Ao longo das horas li e ouvi inúmeros comentários sobre responsabilidade política nesta tragédia. Tenho evitado, neste espaço, qualquer opinião que possa cruzar-se com a minha profissão e com as minhas funções, mas desta vez quebro a regra.
1 - A Ministra deveria demitir-se ?
O que teria mudado hoje, se a Ministra da Administração Interna se tivesse demitido ontem ? Nada! Teríamos alguém novo no cargo, em plena catástrofe, a aprender regras e procedimentos, sob total pressão dos acontecimentos trágicos. Não me parece sensato.
No entanto, desta vez entendo que a ministra deveria demitir-se sim. Não pelos incêndios, mas pelos comentários totalmente inaceitáveis perante o sofrimento de tantas famílias. Acredito que esteja a ser o ano mais difícil da vida de Constança Urbano de Sousa, mas como bem recordou por exemplo o meu amigo Bento Rodrigues, “há dezenas de pessoas que nunca mais vão ter férias”. Resiliência e coragem não significam apenas manter o posto no meio do caos; a dignidade perante o sofrimento é uma atitude que me merece, sem dúvida, especial admiração. A Ministra não tem culpa das circunstâncias em que se viu envolvida. Mas as circunstâncias são, quase sempre, o que define as nossas escolhas, porque nos confrontam com aquilo que somos.
2 - Responsabilidade política
Francamente, nunca percebi como se pretende traduzir, em Portugal, responsabilidade política por demissão de funções.

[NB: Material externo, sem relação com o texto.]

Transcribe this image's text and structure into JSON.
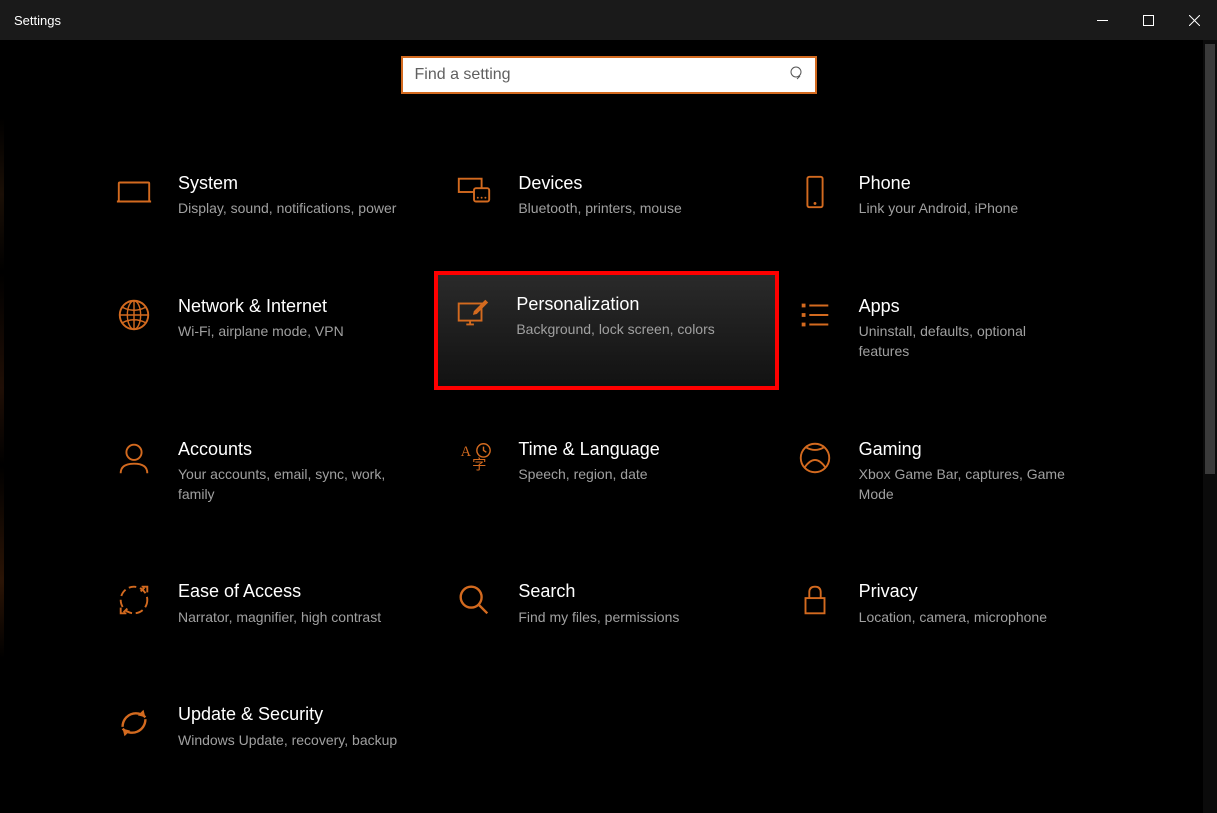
{
  "window": {
    "title": "Settings"
  },
  "search": {
    "placeholder": "Find a setting"
  },
  "accent_color": "#d36a1f",
  "highlight_color": "#ff0000",
  "tiles": {
    "system": {
      "title": "System",
      "desc": "Display, sound, notifications, power"
    },
    "devices": {
      "title": "Devices",
      "desc": "Bluetooth, printers, mouse"
    },
    "phone": {
      "title": "Phone",
      "desc": "Link your Android, iPhone"
    },
    "network": {
      "title": "Network & Internet",
      "desc": "Wi-Fi, airplane mode, VPN"
    },
    "personalization": {
      "title": "Personalization",
      "desc": "Background, lock screen, colors"
    },
    "apps": {
      "title": "Apps",
      "desc": "Uninstall, defaults, optional features"
    },
    "accounts": {
      "title": "Accounts",
      "desc": "Your accounts, email, sync, work, family"
    },
    "time": {
      "title": "Time & Language",
      "desc": "Speech, region, date"
    },
    "gaming": {
      "title": "Gaming",
      "desc": "Xbox Game Bar, captures, Game Mode"
    },
    "ease": {
      "title": "Ease of Access",
      "desc": "Narrator, magnifier, high contrast"
    },
    "search_tile": {
      "title": "Search",
      "desc": "Find my files, permissions"
    },
    "privacy": {
      "title": "Privacy",
      "desc": "Location, camera, microphone"
    },
    "update": {
      "title": "Update & Security",
      "desc": "Windows Update, recovery, backup"
    }
  }
}
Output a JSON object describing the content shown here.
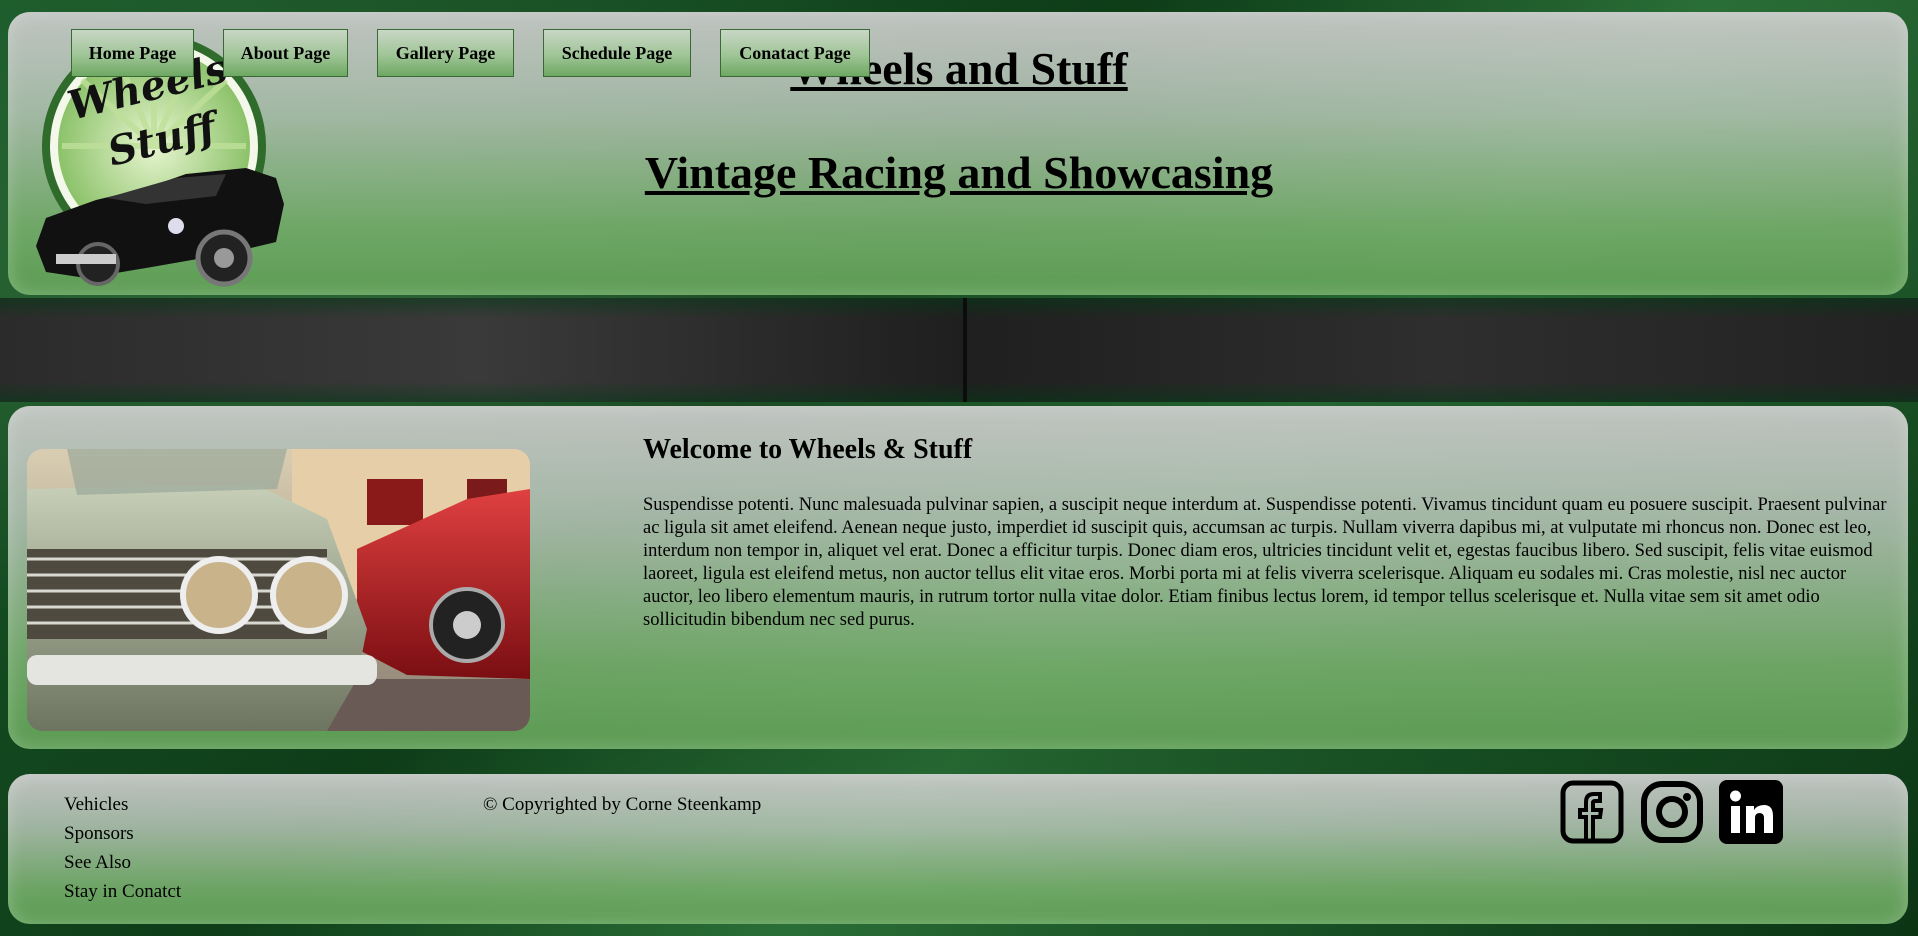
{
  "header": {
    "title": "Wheels and Stuff",
    "subtitle": "Vintage Racing and Showcasing",
    "logo_text_line1": "Wheels",
    "logo_text_line2": "Stuff"
  },
  "nav": {
    "items": [
      {
        "label": "Home Page"
      },
      {
        "label": "About Page"
      },
      {
        "label": "Gallery Page"
      },
      {
        "label": "Schedule Page"
      },
      {
        "label": "Conatact Page"
      }
    ]
  },
  "main": {
    "heading": "Welcome to Wheels & Stuff",
    "paragraph": "Suspendisse potenti. Nunc malesuada pulvinar sapien, a suscipit neque interdum at. Suspendisse potenti. Vivamus tincidunt quam eu posuere suscipit. Praesent pulvinar ac ligula sit amet eleifend. Aenean neque justo, imperdiet id suscipit quis, accumsan ac turpis. Nullam viverra dapibus mi, at vulputate mi rhoncus non. Donec est leo, interdum non tempor in, aliquet vel erat. Donec a efficitur turpis. Donec diam eros, ultricies tincidunt velit et, egestas faucibus libero. Sed suscipit, felis vitae euismod laoreet, ligula est eleifend metus, non auctor tellus elit vitae eros. Morbi porta mi at felis viverra scelerisque. Aliquam eu sodales mi. Cras molestie, nisl nec auctor auctor, leo libero elementum mauris, in rutrum tortor nulla vitae dolor. Etiam finibus lectus lorem, id tempor tellus scelerisque et. Nulla vitae sem sit amet odio sollicitudin bibendum nec sed purus."
  },
  "footer": {
    "links": [
      {
        "label": "Vehicles"
      },
      {
        "label": "Sponsors"
      },
      {
        "label": "See Also"
      },
      {
        "label": "Stay in Conatct"
      }
    ],
    "copyright": "© Copyrighted by Corne Steenkamp",
    "social": [
      {
        "icon": "facebook-icon"
      },
      {
        "icon": "instagram-icon"
      },
      {
        "icon": "linkedin-icon"
      }
    ]
  },
  "colors": {
    "accent_green": "#6ea863",
    "panel_light": "#cdcdcd",
    "background_dark": "#0e3d18"
  }
}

Interrogo-me aliás se Jorge Coelho (exemplo frequentemente invocado por se ter demitido perante a queda da ponte de Entre-os-Rios) pagou alguma “responsabilidade política” com a decisão de abandonar o governo. Foi penalizado de alguma forma ? As pontes ficaram mais seguras em função da demissão ?
Concordo que o país precisa de soluções e não de demissões, porque isso é o que todos temos feito ao longo destas décadas: demitimo-nos da maioria do território português e entregámos o interior aos mais velhos e à natureza. E a natureza está a reclamar o que é seu, perante a ausência de cuidado humano.

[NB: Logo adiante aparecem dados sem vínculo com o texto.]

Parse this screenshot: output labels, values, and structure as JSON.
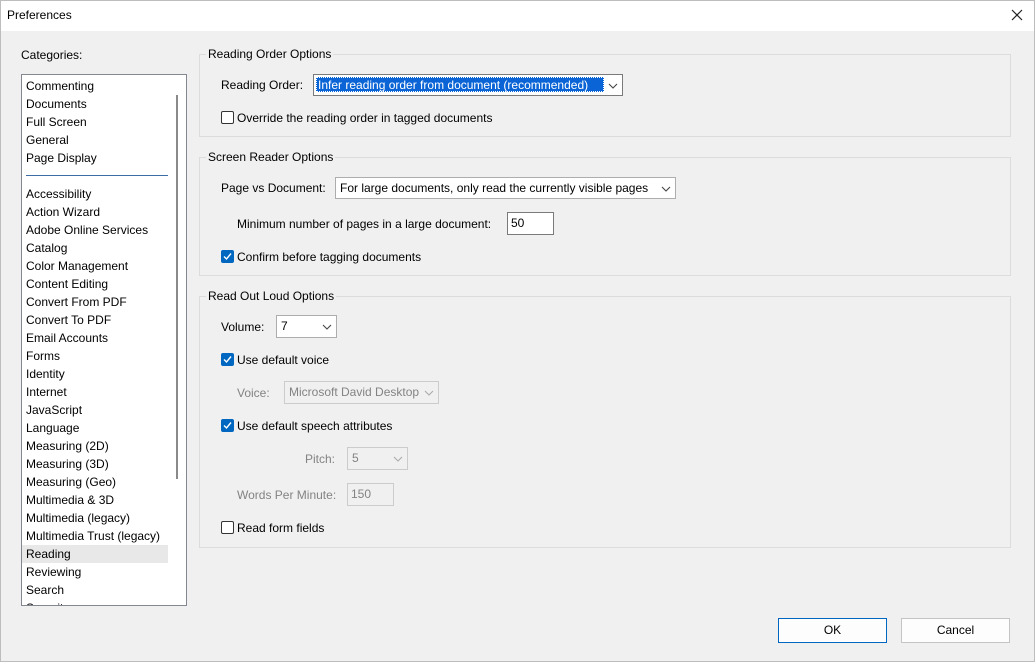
{
  "window": {
    "title": "Preferences"
  },
  "categories": {
    "label": "Categories:",
    "top_items": [
      "Commenting",
      "Documents",
      "Full Screen",
      "General",
      "Page Display"
    ],
    "items": [
      "Accessibility",
      "Action Wizard",
      "Adobe Online Services",
      "Catalog",
      "Color Management",
      "Content Editing",
      "Convert From PDF",
      "Convert To PDF",
      "Email Accounts",
      "Forms",
      "Identity",
      "Internet",
      "JavaScript",
      "Language",
      "Measuring (2D)",
      "Measuring (3D)",
      "Measuring (Geo)",
      "Multimedia & 3D",
      "Multimedia (legacy)",
      "Multimedia Trust (legacy)",
      "Reading",
      "Reviewing",
      "Search",
      "Security"
    ],
    "selected": "Reading"
  },
  "reading_order": {
    "group_label": "Reading Order Options",
    "order_label": "Reading Order:",
    "order_value": "Infer reading order from document (recommended)",
    "override_label": "Override the reading order in tagged documents",
    "override_checked": false
  },
  "screen_reader": {
    "group_label": "Screen Reader Options",
    "page_vs_doc_label": "Page vs Document:",
    "page_vs_doc_value": "For large documents, only read the currently visible pages",
    "min_pages_label": "Minimum number of pages in a large document:",
    "min_pages_value": "50",
    "confirm_label": "Confirm before tagging documents",
    "confirm_checked": true
  },
  "read_out_loud": {
    "group_label": "Read Out Loud Options",
    "volume_label": "Volume:",
    "volume_value": "7",
    "default_voice_label": "Use default voice",
    "default_voice_checked": true,
    "voice_label": "Voice:",
    "voice_value": "Microsoft David Desktop",
    "default_speech_label": "Use default speech attributes",
    "default_speech_checked": true,
    "pitch_label": "Pitch:",
    "pitch_value": "5",
    "wpm_label": "Words Per Minute:",
    "wpm_value": "150",
    "form_fields_label": "Read form fields",
    "form_fields_checked": false
  },
  "buttons": {
    "ok": "OK",
    "cancel": "Cancel"
  },
  "colors": {
    "accent": "#0067c0",
    "selection": "#0a64d6",
    "window_bg": "#f0f0f0"
  }
}
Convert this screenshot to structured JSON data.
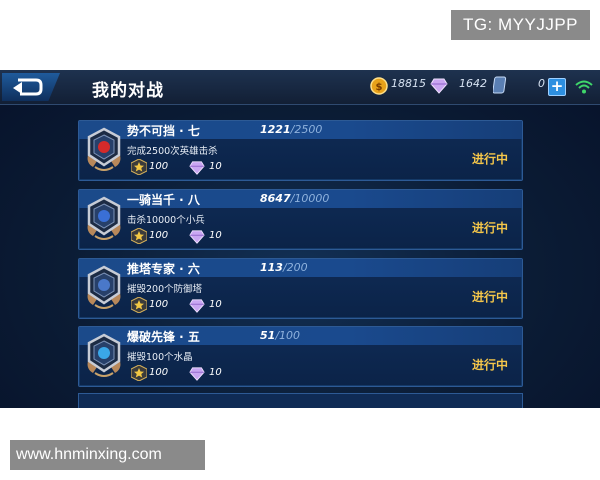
{
  "watermarks": {
    "top": "TG: MYYJJPP",
    "bottom": "www.hnminxing.com"
  },
  "header": {
    "title": "我的对战",
    "coins": "18815",
    "gems": "1642",
    "vouchers": "0",
    "plus_label": "+"
  },
  "tasks": [
    {
      "name": "势不可挡 · 七",
      "progress_current": "1221",
      "progress_total": "/2500",
      "desc": "完成2500次英雄击杀",
      "reward_coin": "100",
      "reward_gem": "10",
      "status": "进行中"
    },
    {
      "name": "一骑当千 · 八",
      "progress_current": "8647",
      "progress_total": "/10000",
      "desc": "击杀10000个小兵",
      "reward_coin": "100",
      "reward_gem": "10",
      "status": "进行中"
    },
    {
      "name": "推塔专家 · 六",
      "progress_current": "113",
      "progress_total": "/200",
      "desc": "摧毁200个防御塔",
      "reward_coin": "100",
      "reward_gem": "10",
      "status": "进行中"
    },
    {
      "name": "爆破先锋 · 五",
      "progress_current": "51",
      "progress_total": "/100",
      "desc": "摧毁100个水晶",
      "reward_coin": "100",
      "reward_gem": "10",
      "status": "进行中"
    }
  ],
  "colors": {
    "status": "#f4c64a",
    "accent": "#2d8fe0",
    "panel": "#0b2348"
  }
}
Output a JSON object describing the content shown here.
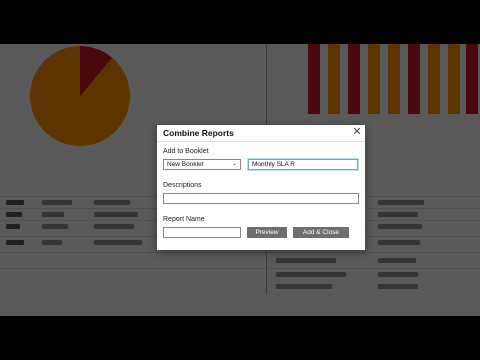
{
  "dialog": {
    "title": "Combine Reports",
    "close_icon": "close-icon",
    "add_to_booklet_label": "Add to Booklet",
    "booklet_select_value": "New Booklet",
    "booklet_name_value": "Monthly SLA R",
    "descriptions_label": "Descriptions",
    "descriptions_value": "",
    "report_name_label": "Report Name",
    "report_name_value": "",
    "preview_label": "Preview",
    "add_close_label": "Add & Close"
  },
  "colors": {
    "accent_orange": "#f08a00",
    "accent_red": "#c0151f",
    "button_gray": "#6e6e6e"
  }
}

3 - "O que foi feito em 4 meses?”
É outra pergunta repetida. E francamente, não encontro nenhuma resposta possível para aplacar esta interrogação (legítima). Ao fim de décadas de abandono do interior, estes incêndios - menos graves e catastróficos do que aqueles que ciclicamente ocorrem noutros países - o que poderia ser feito em 4 meses? Imaginemos, por exemplo, que depois de Pedrógão Grande o estado português tinha contratado, à cautela, todos os meios aéreos disponíveis na Europa. Teríamos, por absurdo, uns mil “meios aéreos” disponíveis para atacar as chamas. Mas como ??!! Nem os aviões, nem os helicópteros (muitos ou poucos) tiveram condições para combater as chamas perante o vento, o fumo e as temperaturas. Se é verdade o que dizem os especialistas, estes fogos não se conseguem combater: o ser humano deve tentar “apenas” proteger pessoas e bens.
4 - A proteção de pessoas e bens.
É isto que, na verdade, nos choca a todos: a imensa destruição e, sobretudo, a dramática e inimaginável, inconcebível, perda de vidas. Uma centena de pessoas! Como é possível ? Os bombardeamentos em Aleppo não conseguiram provocar tantos mortos em tão pouco tempo…

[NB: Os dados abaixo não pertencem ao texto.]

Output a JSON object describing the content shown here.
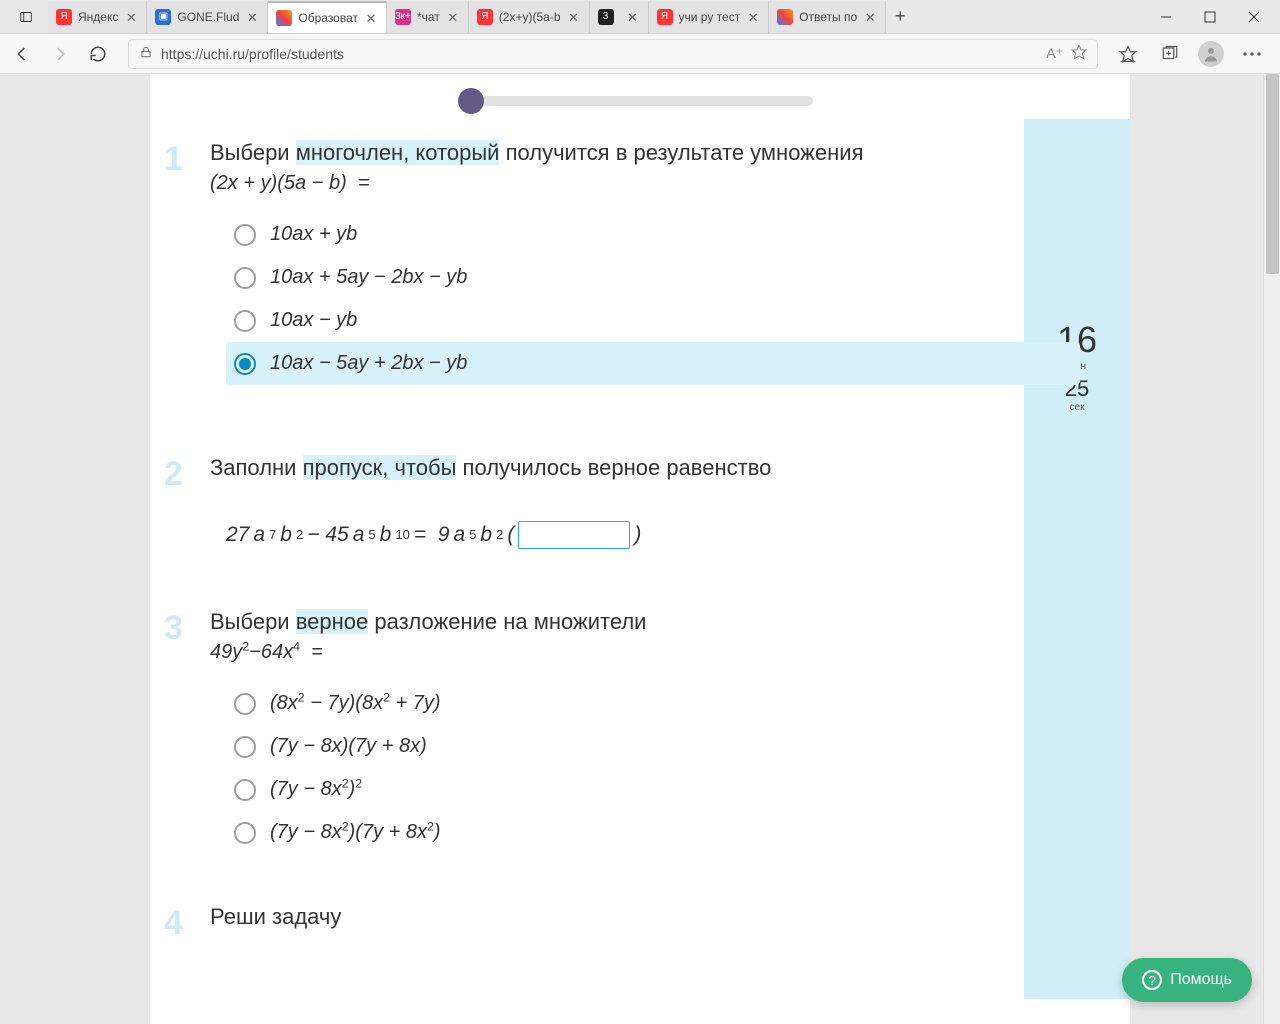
{
  "browser": {
    "tabs": [
      {
        "label": "Яндекс"
      },
      {
        "label": "GONE.Flud"
      },
      {
        "label": "Образоват"
      },
      {
        "label": "*чат"
      },
      {
        "label": "(2x+y)(5a-b"
      },
      {
        "label": ""
      },
      {
        "label": "учи ру тест"
      },
      {
        "label": "Ответы по"
      }
    ],
    "url": "https://uchi.ru/profile/students"
  },
  "timer": {
    "min": "16",
    "min_lbl": "мин",
    "sec": "25",
    "sec_lbl": "сек"
  },
  "q1": {
    "num": "1",
    "title_pre": "Выбери ",
    "title_hl": "многочлен, который",
    "title_post": " получится в результате умножения",
    "expr": "(2x + y)(5a − b)  =",
    "opts": [
      "10ax + yb",
      "10ax + 5ay − 2bx − yb",
      "10ax − yb",
      "10ax − 5ay + 2bx − yb"
    ]
  },
  "q2": {
    "num": "2",
    "title_pre": "Заполни ",
    "title_hl": "пропуск, чтобы",
    "title_post": " получилось верное равенство"
  },
  "q3": {
    "num": "3",
    "title_pre": "Выбери ",
    "title_hl": "верное",
    "title_post": " разложение на множители"
  },
  "q4": {
    "num": "4",
    "title": "Реши задачу"
  },
  "help": "Помощь"
}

Vale a pena, no entanto, tentar perceber como morreram estas pessoas. Pelo que se sabe nesta altura, a maioria delas ( tal como em Pedrógão…) morreu em acidentes rodoviários em fuga das chamas ou a caminho de um barracão agrícola no desespero de tentar salvar os seus bens. Sendo assim, interrogo-me: como se controlam as estradas em situação de catástrofe ?
Como é possível que dezenas de estradas, vias rápidas e auto-estradas, incluindo a principal estrada do país, tenham estado abertas ao trânsito, quando as chamas as tomaram de assalto, como é evidente nos vídeos que se tornaram virais nestes dois dias? Como é que se faz a monitorização desta ameaça ? Quem ordena a GNR cortar as estradas ? Como funciona a estrutura de comando da Proteção Civil ? Não sabemos! Infelizmente, palpita-me que os diretamente envolvidos também não sabem…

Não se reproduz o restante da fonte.